Vers la fin du mois d'avril 1844, je revins à Rouen pour dire adieu à Flaubert, car mes préparatifs de départ étaient faits, et je n'allais pas tarder à me mettre en route. Pendant le court séjour que je fis près de lui, nous allâmes visiter ensemble une propriété que son père désirait acheter; c'était la maison de Croisset, où il a passé une partie de sa vie et où il est mort. Il était attristé de mon absence prochaine; il allait rester seul; Alfred Le Poitevin était à Paris; Louis Bouilhet n'était pas encore entré dans son existence, où il devait occuper tant de place; ses anciens camarades de collège demeurés à Rouen ne lui plaisaient guère, et il ne faisait rien pour les attirer. Un autre sentiment se mêlait à ses regrets, sentiment naturel et qu'il éprouva avec une extrême intensité : il jalousait mon indépendance et se désespérait de ne pas venir avec moi. Il me disait : « Es-tu heureux! tu vas voir Sardes, Éphèse, Constantinople, Rome, et je vais rester ici à boire de la tisane, à entendre parler du droit de visite et à regarder pousser l'herbe du jardin! Si j'osais, je volerais mon père, je partirais avec toi et nous irions aux Indes. Je mourrai sans avoir vu Bénarès, et c'est là une infortune que les bourgeois ne comprendront jamais. » Je n'essayais pas .de le calmer, mais je lui disais : « Plus tard, je ferai d'autres voyages, et nous les ferons ensemble. » Je portais à cette époque une bague de la renaissance, qui était un camée représentant un satyre. Je la donnai à Gustave, qui me donna une chevalière avec mon chiffre et une devise. Nous échangions nos anneaux; c'était en quelque sorte des

fiançailles intellectuelles qui jamais n'ont été frappées de divorce.
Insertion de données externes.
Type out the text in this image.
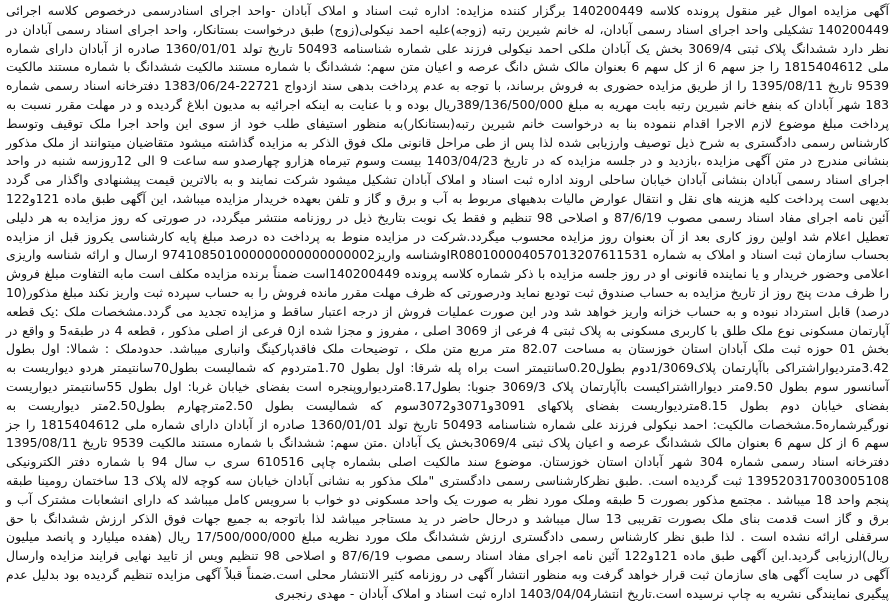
آگهی مزایده اموال غیر منقول پرونده کلاسه 140200449 برگزار کننده مزایده: اداره ثبت اسناد و املاک آبادان -واحد اجرای اسنادرسمی درخصوص کلاسه اجرائی 140200449 تشکیلی واحد اجرای اسناد رسمی آبادان، له خانم شیرین رتبه (زوجه)علیه احمد نیکولی(زوج) طبق درخواست بستانکار، واحد اجرای اسناد رسمی آبادان در نظر دارد ششدانگ پلاک ثبتی 3069/4 بخش یک آبادان ملکی احمد نیکولی فرزند علی شماره شناسنامه 50493 تاریخ تولد 1360/01/01 صادره از آبادان دارای شماره ملی 1815404612 را جز سهم 6 از کل سهم 6 بعنوان مالک شش دانگ عرصه و اعیان متن سهم: ششدانگ با شماره مستند مالکیت ششدانگ با شماره مستند مالکیت 9539 تاریخ 1395/08/11 را از طریق مزایده حضوری به فروش برساند، با توجه به عدم پرداخت بدهی سند ازدواج 22721-1383/06/24 دفترخانه اسناد رسمی شماره 183 شهر آبادان که بنفع خانم شیرین رتبه بابت مهریه به مبلغ 389/136/500/000ریال بوده و با عنایت به اینکه اجرائیه به مدیون ابلاغ گردیده و در مهلت مقرر نسبت به پرداخت مبلغ موضوع لازم الاجرا اقدام ننموده بنا به درخواست خانم شیرین رتبه(بستانکار)به منظور استیفای طلب خود از سوی این واحد اجرا ملک توقیف وتوسط کارشناس رسمی دادگستری به شرح ذیل توصیف وارزیابی شده لذا پس از طی مراحل قانونی ملک فوق الذکر به مزایده گذاشته میشود متقاضیان میتوانند از ملک مذکور بنشانی مندرج در متن آگهی مزایده ،بازدید و در جلسه مزایده که در تاریخ 1403/04/23 بیست وسوم تیرماه هزارو چهارصدو سه ساعت 9 الی 12روزسه شنبه در واحد اجرای اسناد رسمی آبادان بنشانی آبادان خیابان ساحلی اروند اداره ثبت اسناد و املاک آبادان تشکیل میشود شرکت نمایند و به بالاترین قیمت پیشنهادی واگذار می گردد بدیهی است پرداخت کلیه هزینه های نقل و انتقال عوارض مالیات بدهیهای مربوط به آب و برق و گاز و تلفن بعهده خریدار مزایده میباشد، این آگهی طبق ماده 121و122 آئین نامه اجرای مفاد اسناد رسمی مصوب 87/6/19 و اصلاحی 98 تنظیم و فقط یک نوبت بتاریخ ذیل در روزنامه منتشر میگردد، در صورتی که روز مزایده به هر دلیلی تعطیل اعلام شد اولین روز کاری بعد از آن بعنوان روز مزایده محسوب میگردد.شرکت در مزایده منوط به پرداخت ده درصد مبلغ پایه کارشناسی یکروز قبل از مزایده بحساب سازمان ثبت اسناد و املاک به شماره IR080100004057013207611531وشناسه واریز974108501000000000000000002 ارسال و ارائه شناسه واریزی اعلامی وحضور خریدار و یا نماینده قانونی او در روز جلسه مزایده با ذکر شماره کلاسه پرونده 140200449است ضمناً برنده مزایده مکلف است مابه التفاوت مبلغ فروش را ظرف مدت پنج روز از تاریخ مزایده به حساب صندوق ثبت تودیع نماید ودرصورتی که ظرف مهلت مقرر مانده فروش را به حساب سپرده ثبت واریز نکند مبلغ مذکور(10 درصد) قابل استرداد نبوده و به حساب خزانه واریز خواهد شد ودر این صورت عملیات فروش از درجه اعتبار ساقط و مزایده تجدید می گردد.مشخصات ملک :یک قطعه آپارتمان مسکونی نوع ملک طلق با کاربری مسکونی به پلاک ثبتی 4 فرعی از 3069 اصلی ، مفروز و مجزا شده از0 فرعی از اصلی مذکور ، قطعه 4 در طبقه5 و واقع در بخش 01 حوزه ثبت ملک آبادان استان خوزستان به مساحت 82.07 متر مربع متن ملک ، توضیحات ملک فاقدپارکینگ وانباری میباشد. حدودملک : شمالا: اول بطول 3.42متردیواراشتراکی باآپارتمان پلاک1/3069دوم بطول0.20سانتیمتر است براه پله شرقا: اول بطول 1.70متردوم که شمالیست بطول70سانتیمتر هردو دیواریست به آسانسور سوم بطول 9.50متر دیوارااشتراکیست باآپارتمان پلاک 3069/3 جنوبا: بطول8.17متردیواروپنجره است بفضای خیابان غربا: اول بطول 55سانتیمتر دیواریست بفضای خیابان دوم بطول 8.15متردیواریست بفضای پلاکهای 3091و3071و3072سوم که شمالیست بطول 2.50مترچهارم بطول2.50متر دیواریست به نورگیرشماره5.مشخصات مالکیت: احمد نیکولی فرزند علی شماره شناسنامه 50493 تاریخ تولد 1360/01/01 صادره از آبادان دارای شماره ملی 1815404612 را جز سهم 6 از کل سهم 6 بعنوان مالک ششدانگ عرصه و اعیان پلاک ثبتی 3069/4بخش یک آبادان .متن سهم: ششدانگ با شماره مستند مالکیت 9539 تاریخ 1395/08/11 دفترخانه اسناد رسمی شماره 304 شهر آبادان استان خوزستان. موضوع سند مالکیت اصلی بشماره چاپی 610516 سری ب سال 94 با شماره دفتر الکترونیکی 139520317003005108 ثبت گردیده است. .طبق نظرکارشناسی رسمی دادگستری "ملک مذکور به نشانی آبادان خیابان سه کوچه لاله پلاک 13 ساختمان رومینا طبقه پنجم واحد 18 میباشد . مجتمع مذکور بصورت 5 طبقه وملک مورد نظر به صورت یک واحد مسکونی دو خواب با سرویس کامل میباشد که دارای انشعابات مشترک آب و برق و گاز است قدمت بنای ملک بصورت تقریبی 13 سال میباشد و درحال حاضر در ید مستاجر میباشد لذا باتوجه به جمیع جهات فوق الذکر ارزش ششدانگ با حق سرقفلی ارائه نشده است . لذا طبق نظر کارشناس رسمی دادگستری ارزش ششدانگ ملک مورد نظریه مبلغ 17/500/000/000 ریال (هفده میلیارد و پانصد میلیون ریال)ارزیابی گردید.این آگهی طبق ماده 121و122 آئین نامه اجرای مفاد اسناد رسمی مصوب 87/6/19 و اصلاحی 98 تنظیم ویس از تایید نهایی فرایند مزایده وارسال آگهی در سایت آگهی های سازمان ثبت قرار خواهد گرفت وبه منظور انتشار آگهی در روزنامه کثیر الانتشار محلی است.ضمناً قبلاً آگهی مزایده تنظیم گردیده بود بدلیل عدم پیگیری نمایندگی نشریه به چاپ نرسیده است.تاریخ انتشار1403/04/04 اداره ثبت اسناد و املاک آبادان - مهدی رنجبری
La route où nous avons marché n'est pas la même, le but que nous avons poursuivi n'a rien de semblable; jamais la pensée ne m'est venue de me hausser jusqu'à me comparer à Flaubert et jamais je ne me suis permis de discuter sa supériorité; mais dans toutes les circonstances de la vie banale, de la vie militante, de la vie littéraire où nous avons eu besoin l'un de l'autre, nous nous sommes trouvés prêts à nous démontrer que rien n'avait affaibli notre vieille amitié. J'ai admiré Flaubert passionnément; j'aimais sa gloire; elle suffisait à mon ambition, et les applaudissemens qui accueillaient ses livres ont été une des plus fortes jouissances de ma vie.

VITI. - EN VOYAGE.

Le 4 mai 1844, je quittai Paris et, malgré le besoin de voyager qui me poignait, ce ne fut pas sans déchirement que j'abandonnai ma grand mère et mes amis. Il y eut plus d'une larme versée au moment de la séparation; Louis de Cormenin sanglotait en me disant «Si mon père l'avait voulu, je serais parti avec toi! »> Je venais d'avoir vingt-deux ans; on me trouvait bien jeune pour aller seul courir le monde, ma santé n'était pas irréprochable, et l'affection des miens redoutait des dangers qui n'existaient que dans leur imagination. Aller en Orient, c'était quelque chose à cette époque; on croyait encore à la peste, à l'intolérance du Grand Seigneur, aux embûches des brigands et au pal des janissaires; pour ma part, je ne croyais à rien qu'au soleil, aux caravanes et aux paysages inconnus. En ce temps-là, le chemin de fer de Paris à Marseille ne fonctionnait pas, et le cœur gonflé, je grimpai sur l'impériale d'une diligence qui devait me conduire à Lyon. Le calepin en poche et le crayon tout prêt, j'écarquillais les yeux pour mieux regarder, griffonnant des notes, ébauchant un croquis et trouvant qu'à 20 lieues de Paris, la nature avait déjà un aspect oriental. A Lyon, je pris les bateaux du Rhône, qui partaient toujours et arrivaient quelquefois. En visitant les villes d'Avignon et d'Arles, je fus saisi d'un accès d'enthousiasme qui ne cessa plus. J'aurais voulu tout dessiner, tout emporter dans mes notes, le château des papes, le vieux pont où « tout le monde danse en rond, » le portail et le cloître de Saint-Trophime, les arènes, les éliscamps et les larges bateaux qu'un attelage de vingt chevaux halait le long des berges du fleuve. La sensation de ma liberté sans limites, la curiosité qui tenait en éveil les facultés de mon esprit, avaient développé en moi une vigueur que je ne soupçonnais pas et m'avaient donné une surexcitation dont ma correspondance se ressentit. Mes lettres de ce temps-là sont un hosannah. La nature me montait à la tête

et m'avait enivré. Je ne m'occupais ni des mœurs, ni des coutumes, dont je ne me souciais guère; je regardais, et voilà tout. J'étais le pèlerin des soleils couchans, des lauriers roses et des forêts de myrtes. La question d'Orient? en quoi pouvait-elle m'intéresser? N'y avait-il pas des cigognes qui marchaient gravement sur les bords du Méandre et des dromadaires qui ruminaient à l'ombre des pins parasols?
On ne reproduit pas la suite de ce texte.